Facteurs Chevaux, le presque silence au pas, pas même au trot
Dans la production chanson, cet album tient, sinon de l’extra-terrestre, au moins de l’insolite, du pas vu pas entendu. D’ailleurs, eux-même le disent, en exergue sur la pochette de leur disque : « Pénétrer dans l’univers de Facteurs Chevaux risque d’ouvrir une brèche spatio-temporelle dans votre quotidien, sans certitude de retour à la normale ». Ils osent fortement vous suggérer l’équipement adéquat pour cette aventure : chaussures de rando, coupe-vent, gourde, fruits secs et bâton de pèlerin, tout pour les suivre « jusqu’au refuge où ils ont entassé guitares en bois, lampes de poche et vieux livres remplis de légendes et autres histoires à dormir debout ». La maison sous les eaux, prime opus de Facteurs Chevaux (Fabien Guidollet et Sammy Decoster, ce dernier étant l’auteur de l’album Tucumcari en 2009 et collaborateur du duo Verone), n’est pas disque à écouter au casque dans le métro, sauf à vouloir louper sa correspondance, à fuir intentionnellement le brouhaha, à conspuer NRJ, à tailler la route bien au-delà du RER A.
Autre monde, autre format, c’est une chanson quasi contemplative, douce, que même en montant le son on écoute en silence.
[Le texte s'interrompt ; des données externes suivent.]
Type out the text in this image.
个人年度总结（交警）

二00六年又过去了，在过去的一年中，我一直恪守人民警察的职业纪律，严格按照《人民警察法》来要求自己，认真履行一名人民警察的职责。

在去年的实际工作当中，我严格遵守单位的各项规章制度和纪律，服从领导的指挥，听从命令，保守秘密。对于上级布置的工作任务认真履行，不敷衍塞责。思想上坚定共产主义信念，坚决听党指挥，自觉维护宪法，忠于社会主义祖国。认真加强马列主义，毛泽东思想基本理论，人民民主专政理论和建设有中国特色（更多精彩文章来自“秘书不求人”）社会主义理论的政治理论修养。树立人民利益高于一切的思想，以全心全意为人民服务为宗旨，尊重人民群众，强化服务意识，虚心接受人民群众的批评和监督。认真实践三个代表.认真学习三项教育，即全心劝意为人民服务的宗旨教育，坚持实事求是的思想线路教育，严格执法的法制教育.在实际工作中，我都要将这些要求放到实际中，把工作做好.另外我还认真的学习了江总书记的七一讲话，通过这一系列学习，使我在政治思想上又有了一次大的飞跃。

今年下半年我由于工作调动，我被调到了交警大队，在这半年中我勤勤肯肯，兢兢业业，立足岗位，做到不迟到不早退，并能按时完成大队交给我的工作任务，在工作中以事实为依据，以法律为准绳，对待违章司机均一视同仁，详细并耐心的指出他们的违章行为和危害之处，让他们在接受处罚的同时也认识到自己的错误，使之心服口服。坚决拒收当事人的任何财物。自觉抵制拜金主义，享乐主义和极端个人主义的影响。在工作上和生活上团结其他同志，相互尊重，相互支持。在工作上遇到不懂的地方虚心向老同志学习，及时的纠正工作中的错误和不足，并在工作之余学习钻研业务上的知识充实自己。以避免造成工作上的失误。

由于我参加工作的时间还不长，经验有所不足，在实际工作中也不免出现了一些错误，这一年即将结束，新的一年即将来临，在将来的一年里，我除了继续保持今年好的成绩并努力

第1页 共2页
Enregistrée loin, là-haut sur la montagne, en partie dans une église, là où l’air pur frotte les cordes des deux guitares et d’une autoharpe (jouée ici par Delphine Passant). Des cordes vocales aussi.
Forcément on parlera de folk, de folk-song, mais ça va plus loin encore en remontant le temps. Ça ne peut concerner les punks et les rockers que s’ils sont repentis, ça questionne notre écoute, comment nous recevons la musique, comment régler en nous la fréquence pour apprécier une telle et si insolite chanson dont les médias s’ingénuent à totalement nous déshabituer.
Une musique calme, calme. Des paroles chantées doucement, sans le moindre heurt. Qui toutes nous entretiennent d’un peu d’essentiel. Ici des renards, là des feuillages tremblant au vent qui est mauvais présage ; ici la scie qui scie la branche qui nous nourrit, le « résidu de limaille qui se prend pour une poussière d’étoile », ces fleurs « qui ne se coupent pas / car leur cœur sinon se flétrit », la neige, la pluie, la claire fontaine, la « route aux marronniers centenaires », le clocher de la vieille église qui carillonne, le grand if qui abrite la chouette… Et dans ce presque silence des voix et des cordes, des vers qui nous incitent, nous invitent à la réflexion. Car les corps et l’esprit hantent ces paysages, les traversent : l’homme, « divin déchet », n’est jamais loin, qui anime le côté sombre de vers parfois et à juste titre tourmentés : « Demain est-ce qu’on fera pareil / En égorgeant ceux qui nous gênent / Pour repeindre de sang le soleil ? »
Nous sommes loin du stress, de l’agitation. Pas de batterie ni d’électricité pour alimenter les instruments. Loin de tout. C’est un disque qui nous redonne l’envie de tout. De prendre, à pied, des chemins de traverse, des sentiers de montagne, de fredonner des mots simples, de rêver. Et de « voir au loin même quand tout s’effondre ».